I'll have more about these in the next few days, but some highlights:
1) E Series P2 cards are now 30% cheaper. For instance, you can get the excellent 64GB card for $695.
2) The PCD30 is a new 3-slot P2 reader which works with USB 3 connections and can read cards faster than any other reader available. To date, the PCD-35 was Panasonic's fastest reader, connecting via a PCIe card into a Mac Pro or PC desktop. It could transfer a 64GB card to in less than 10 minutes, but now the PCD30 can match or exceed that (depending on the kind of drives you're copying to). And since it connects via USB 3, you can use it with laptops and other non-tower machines. Price will be $2255.

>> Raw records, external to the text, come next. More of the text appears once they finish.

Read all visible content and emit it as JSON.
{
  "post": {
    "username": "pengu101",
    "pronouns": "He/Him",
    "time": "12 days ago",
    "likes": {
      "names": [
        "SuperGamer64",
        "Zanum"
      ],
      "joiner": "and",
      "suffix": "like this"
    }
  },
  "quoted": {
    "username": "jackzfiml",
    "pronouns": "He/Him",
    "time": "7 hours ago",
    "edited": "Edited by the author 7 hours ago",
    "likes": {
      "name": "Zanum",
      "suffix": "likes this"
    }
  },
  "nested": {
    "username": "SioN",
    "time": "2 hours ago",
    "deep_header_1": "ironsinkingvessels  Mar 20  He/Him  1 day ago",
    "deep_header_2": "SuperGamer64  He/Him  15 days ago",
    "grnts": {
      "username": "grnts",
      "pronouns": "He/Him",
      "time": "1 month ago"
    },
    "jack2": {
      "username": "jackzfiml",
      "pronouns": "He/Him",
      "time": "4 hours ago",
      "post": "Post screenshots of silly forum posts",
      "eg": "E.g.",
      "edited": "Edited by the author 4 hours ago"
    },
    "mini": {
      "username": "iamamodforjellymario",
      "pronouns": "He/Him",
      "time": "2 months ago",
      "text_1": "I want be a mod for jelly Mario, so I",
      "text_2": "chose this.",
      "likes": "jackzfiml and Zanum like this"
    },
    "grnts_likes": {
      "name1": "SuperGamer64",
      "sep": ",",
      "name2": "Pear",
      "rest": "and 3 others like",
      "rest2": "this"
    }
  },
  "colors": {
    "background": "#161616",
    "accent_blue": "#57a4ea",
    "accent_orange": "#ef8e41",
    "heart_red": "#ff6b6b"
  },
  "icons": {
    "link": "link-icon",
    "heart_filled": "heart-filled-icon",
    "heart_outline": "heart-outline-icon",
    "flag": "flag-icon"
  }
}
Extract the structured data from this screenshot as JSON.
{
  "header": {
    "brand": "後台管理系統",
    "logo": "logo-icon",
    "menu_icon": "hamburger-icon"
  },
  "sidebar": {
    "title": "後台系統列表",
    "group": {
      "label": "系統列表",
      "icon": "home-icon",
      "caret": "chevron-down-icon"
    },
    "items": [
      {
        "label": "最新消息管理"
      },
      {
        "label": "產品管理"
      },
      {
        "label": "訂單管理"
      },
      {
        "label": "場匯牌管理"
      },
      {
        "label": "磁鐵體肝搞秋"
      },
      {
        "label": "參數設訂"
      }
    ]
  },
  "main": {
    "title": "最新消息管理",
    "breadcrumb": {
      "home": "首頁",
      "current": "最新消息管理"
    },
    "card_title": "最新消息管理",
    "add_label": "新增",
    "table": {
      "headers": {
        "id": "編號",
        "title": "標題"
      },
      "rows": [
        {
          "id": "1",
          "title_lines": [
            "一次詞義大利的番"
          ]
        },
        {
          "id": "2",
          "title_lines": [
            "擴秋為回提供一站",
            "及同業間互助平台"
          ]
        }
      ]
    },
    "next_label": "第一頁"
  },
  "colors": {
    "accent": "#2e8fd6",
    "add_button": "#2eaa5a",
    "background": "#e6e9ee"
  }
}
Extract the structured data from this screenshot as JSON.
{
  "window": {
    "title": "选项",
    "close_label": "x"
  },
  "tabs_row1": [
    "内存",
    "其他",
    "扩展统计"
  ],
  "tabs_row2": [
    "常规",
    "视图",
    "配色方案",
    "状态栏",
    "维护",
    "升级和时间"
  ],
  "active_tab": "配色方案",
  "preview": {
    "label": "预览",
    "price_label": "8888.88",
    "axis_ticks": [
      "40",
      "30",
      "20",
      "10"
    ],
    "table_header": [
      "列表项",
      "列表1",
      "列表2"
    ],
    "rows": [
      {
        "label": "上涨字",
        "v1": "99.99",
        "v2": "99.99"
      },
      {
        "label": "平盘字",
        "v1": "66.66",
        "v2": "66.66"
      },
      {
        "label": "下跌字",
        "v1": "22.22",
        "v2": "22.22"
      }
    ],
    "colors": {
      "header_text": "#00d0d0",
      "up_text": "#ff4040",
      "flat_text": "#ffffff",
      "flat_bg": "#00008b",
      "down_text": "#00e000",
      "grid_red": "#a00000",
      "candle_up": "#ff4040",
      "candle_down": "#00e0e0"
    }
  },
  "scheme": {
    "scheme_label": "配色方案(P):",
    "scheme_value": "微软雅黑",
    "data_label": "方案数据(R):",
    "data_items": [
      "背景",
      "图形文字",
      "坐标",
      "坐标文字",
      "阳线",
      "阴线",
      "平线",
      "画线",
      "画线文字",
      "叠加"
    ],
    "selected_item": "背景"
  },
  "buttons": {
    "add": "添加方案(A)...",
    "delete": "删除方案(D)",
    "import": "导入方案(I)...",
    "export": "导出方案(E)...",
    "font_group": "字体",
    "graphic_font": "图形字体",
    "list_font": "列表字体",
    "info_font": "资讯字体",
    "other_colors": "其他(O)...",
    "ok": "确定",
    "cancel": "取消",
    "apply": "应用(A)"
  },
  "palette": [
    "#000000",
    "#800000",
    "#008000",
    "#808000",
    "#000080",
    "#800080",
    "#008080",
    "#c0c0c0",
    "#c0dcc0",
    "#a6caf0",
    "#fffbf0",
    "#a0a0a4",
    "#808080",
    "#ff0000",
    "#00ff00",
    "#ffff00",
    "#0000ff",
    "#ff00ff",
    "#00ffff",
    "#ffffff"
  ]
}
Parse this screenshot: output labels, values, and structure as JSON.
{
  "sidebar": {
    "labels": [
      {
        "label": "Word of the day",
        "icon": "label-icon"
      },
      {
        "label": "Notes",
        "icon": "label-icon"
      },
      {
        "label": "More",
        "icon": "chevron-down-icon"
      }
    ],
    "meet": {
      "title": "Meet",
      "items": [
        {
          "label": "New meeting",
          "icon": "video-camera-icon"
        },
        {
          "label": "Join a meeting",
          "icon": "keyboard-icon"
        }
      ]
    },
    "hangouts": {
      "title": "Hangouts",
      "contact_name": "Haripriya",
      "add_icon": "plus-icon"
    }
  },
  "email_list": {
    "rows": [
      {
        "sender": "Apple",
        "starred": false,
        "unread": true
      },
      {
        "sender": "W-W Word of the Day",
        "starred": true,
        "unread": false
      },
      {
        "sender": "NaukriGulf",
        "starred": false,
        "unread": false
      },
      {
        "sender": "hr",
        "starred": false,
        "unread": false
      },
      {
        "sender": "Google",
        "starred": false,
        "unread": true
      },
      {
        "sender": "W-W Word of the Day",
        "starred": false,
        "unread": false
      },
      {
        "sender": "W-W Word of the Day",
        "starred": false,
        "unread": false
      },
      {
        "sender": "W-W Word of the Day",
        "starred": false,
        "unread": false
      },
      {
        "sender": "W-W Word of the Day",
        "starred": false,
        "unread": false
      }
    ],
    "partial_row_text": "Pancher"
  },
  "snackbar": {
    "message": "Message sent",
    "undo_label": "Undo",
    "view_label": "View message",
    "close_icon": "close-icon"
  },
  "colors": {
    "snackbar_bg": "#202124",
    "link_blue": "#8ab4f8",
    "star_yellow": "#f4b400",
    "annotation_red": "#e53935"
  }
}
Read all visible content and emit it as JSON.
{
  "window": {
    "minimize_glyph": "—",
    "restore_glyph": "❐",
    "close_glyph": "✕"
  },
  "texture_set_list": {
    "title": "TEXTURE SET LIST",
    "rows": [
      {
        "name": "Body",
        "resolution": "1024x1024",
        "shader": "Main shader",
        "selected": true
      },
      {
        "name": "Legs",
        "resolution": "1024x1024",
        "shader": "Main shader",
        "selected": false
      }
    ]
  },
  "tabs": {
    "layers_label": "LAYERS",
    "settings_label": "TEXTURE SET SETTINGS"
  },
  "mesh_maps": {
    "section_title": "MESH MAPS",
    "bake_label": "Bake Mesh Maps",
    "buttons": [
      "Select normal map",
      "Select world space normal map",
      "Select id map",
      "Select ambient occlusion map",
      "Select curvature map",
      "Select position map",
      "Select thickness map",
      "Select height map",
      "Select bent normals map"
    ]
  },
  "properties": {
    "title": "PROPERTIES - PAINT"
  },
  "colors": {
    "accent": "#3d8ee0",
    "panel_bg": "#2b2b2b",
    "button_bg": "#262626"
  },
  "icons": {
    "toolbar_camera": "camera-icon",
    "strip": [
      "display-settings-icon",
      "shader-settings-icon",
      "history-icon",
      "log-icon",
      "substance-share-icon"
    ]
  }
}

3) Wireless metadata for the HPX3100, via the AJ-WW30 wireless module. I think this is one of the coolest products on the horizon, and hope Panasonic executes the concept well. The concept is that you can attach this little card/dongle to your HPX3100, and use your iPhone, iPad, Android phone, or laptop to wirelessly enter metadata to clips as they record, or after. Few people use metadata now, but that will change if Panasonic has actually made the process convenient. Imagine using your iPhone to enter an interviewee's name into a clip before an interview starts, or right after. Or a reality producer inserting markers into a cameraman's footage as he records it, so the producer can find the noteworthy moments quickly once in the edit bay. Or a script supervisor making notes about various shots on set. It can all be possible if this feature is robust, and bug-free. Price is about $1650. It kills me, though, that Panasonic couldn't figure out a way to make the add-on work with existing cameras besides the HPX3100. A year ago, Panasonic was demoing this tech as an add-on that supported all sorts of cameras.
4) A new, lightweight 9" field monitor (BT-LH910) with 720p resolution, vectorscope and 3D capabilities. $3500.
5) A new portable field recorder, and some interesting archival database software for backing up P2 clips to LTO drives and other sources, while retaining easy access to proxy videos and thumbnails.